Berghain (Trainer Jens Hirschberger): Machte in der Union vom letzten Platz noch reichlich Boden gut, ohne die drei Pferde vorne zu gefährden. Damit war die schwache Form aus dem Bavarian Classic vergessen. Lief in Köln wie ein großer Steher, weichen Boden kann er zudem, könnte Potenzial nach oben haben. Vielleicht der Außenseiter für einen Platz. In den gleichen Farben schaffte das schon mal Ransom O'War.

Our Last Summer (Trainer Niels Petersen): Norwegischer Guineas-Triumphator, „verdiente“ sich seinen Platz im Derby durch seinen zweiten Platz im Bremer Derby Trial. Das war der erste Versuch über eine längere Distanz, das Derby ist noch mal 200 Meter länger. Außenseiter.
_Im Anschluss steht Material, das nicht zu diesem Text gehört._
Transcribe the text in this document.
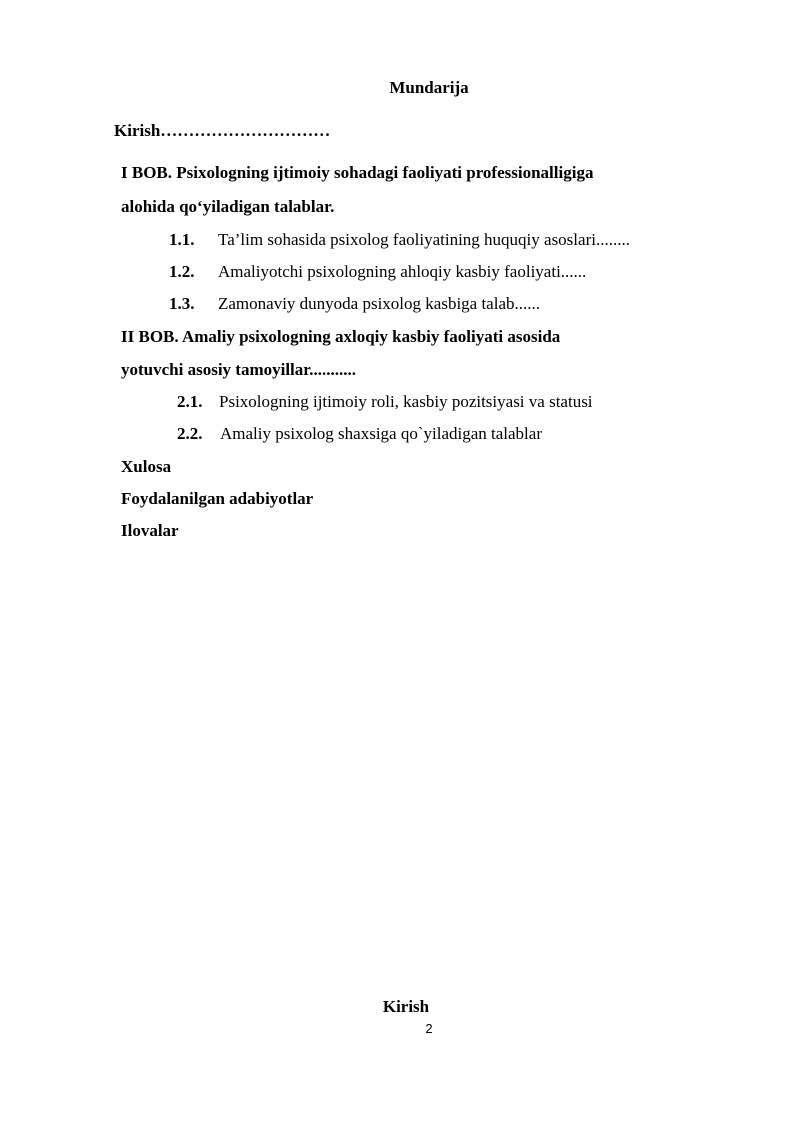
Mundarija
Kirish…………………………
I BOB. Psixologning ijtimoiy sohadagi faoliyati professionalligiga
alohida qo‘yiladigan talablar.
1.1. Ta’lim sohasida psixolog faoliyatining huquqiy asoslari........
1.2. Amaliyotchi psixologning ahloqiy kasbiy faoliyati......
1.3. Zamonaviy dunyoda psixolog kasbiga talab......
II BOB. Amaliy psixologning axloqiy kasbiy faoliyati asosida
yotuvchi asosiy tamoyillar...........
2.1. Psixologning ijtimoiy roli, kasbiy pozitsiyasi va statusi
2.2. Amaliy psixolog shaxsiga qo`yiladigan talablar
Xulosa
Foydalanilgan adabiyotlar
Ilovalar
Kirish
2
Licinus (Trainer Yasmin Almenräder): Fünfter im Bremer Derby-Trial, eine Länge hinter Our Last Summer, zeigte dabei guten Speed. Im Mai chancenlos im Bavarian Classic. Außenseiter, aber einer mit ein wenig Charme. Obwohl weicher Boden eher nicht passend scheint.

Noble House (Trainer Mario Hofer): Die beste Form war der dritte Platz im Iffezheimer Derby-Trial, davor erfolgreich in einem Münchner Maidenrennen. Beides über 2000 Meter, ein Erfolg im Derby wäre eine Sensation.

Landin (Trainer Peter Schiergen): Erst drei Starts, die beste Platzierung war der vierte Platz im Bremer Derby Trial. Offenbar viel Stehvermögen, aber das Derby dürfte zu früh kommen oder eine Nummer zu groß sein.

Nimrod (Trainer Peter Schiergen): Im gleichem Besitz wie der Vorjahressieger Nutan. Viel Stehvermögen, aber nach allen Vorformen wäre der Sieg eine Sensation.

Bora Rock (Trainer Peter Schiergen): Noch sieglos und immer relativ weit geschlagen, aber immer von sehr guten Pferden.

Rosenhill (Trainer Gerard Geisler): Immerhin ein Sieg über 1600 Meter, aber nach allen Vorformen nur Riesen-Außenseiter.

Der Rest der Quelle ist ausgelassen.